0% (Table 3 and Figure 3). Of the 2,052 genes predicted, 2,001 were protein-coding genes, and 51 RNAs; 29 pseudogenes were also identified. The majority of the protein-coding genes (64.1%) were assigned with a putative function while the remaining selleck chemicals Idelalisib ones were annotated as hypothetical proteins. The distribution of genes into COGs functional categories is presented in Table 4. Table 3 Genome Statistics Figure 3 Graphical circular map of the chromosome. From outside to the center: Genes on forward strand (color by COG categories), Genes on reverse strand (color by COG categories), RNA genes (tRNAs green, rRNAs red, other RNAs black), GC content, GC skew. Table 4 Number of genes associated with the general COG functional categories Acknowledgements We would like to gratefully acknowledge the help of Sabine Welnitz (DSMZ) for growing R.
anatipestifer cultures. This work was performed under the auspices of the US Department of Energy Office of Science, Biological and Environmental Research Program, and by the University of California, Lawrence Berkeley National Laboratory under contract No. DE-AC02-05CH11231, Lawrence Livermore National Laboratory under Contract No. DE-AC52-07NA27344, and Los Alamos National Laboratory under contract No. DE-AC02-06NA25396, UT-Battelle and Oak Ridge National Laboratory under contract DE-AC05-00OR22725, as well as German Research Foundation (DFG) INST 599/1-2.
A representative genomic 16S rRNA sequence of strain 1651/6T was compared using NCBI BLAST under default settings (e.g.

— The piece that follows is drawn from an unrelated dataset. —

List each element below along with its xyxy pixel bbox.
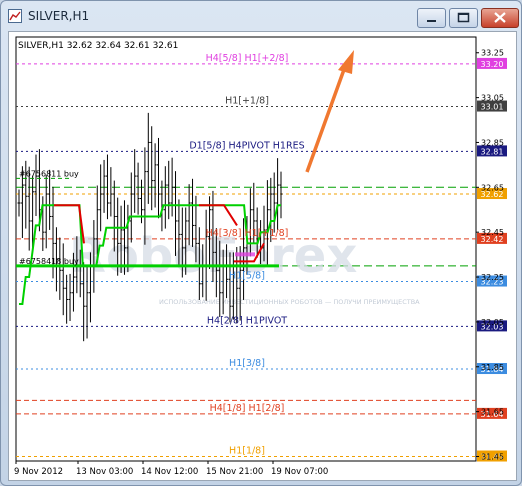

, considering only the high-scoring segment pairs (HSPs) from the best 250 hits) with the most recent release of the Greengenes database  and the relative frequencies of taxa and keywords (reduced to their stem ) were determined, weighted by BLAST scores. The most frequently occurring genera were Bacteroides (43.5%), Odoribacter (37.9%), Alistipes (15.2%) and Brumimicrobium (3.4%) (21 hits in total). Regarding the two hits to sequences from members of the species, the average identity within HSPs was 99.7%, whereas the average coverage by HSPs was 97.9%. Regarding the two hits to sequences from other members of the genus, the average identity within HSPs was 93.4%, whereas the average coverage by HSPs was 42.5%. The highest-scoring environmental sequence was “type”:”entrez-nucleotide”,”attrs”:”text”:”EF401000″,”term_id”:”126111311″,”term_text”:”EF401000″EF401000 (‘human fecal clone SJTU D 04 48′), which showed an identity of 99.
8% and an HSP coverage of 98.2%. The most frequently occurring keywords within the labels of environmental samples which yielded hits were ‘human’ (13.4%), ‘biopsi’ (7.4%), ‘mucos’ (7.1%), ‘fecal’ (6.1%) and ‘colon’ (5.3%) (229 hits in total). The most frequently occurring keyword within the labels of environmental samples which Entinostat yielded hits of a higher score than the highest scoring species was ‘fecal/human’ (50.0%) (27 hits in total).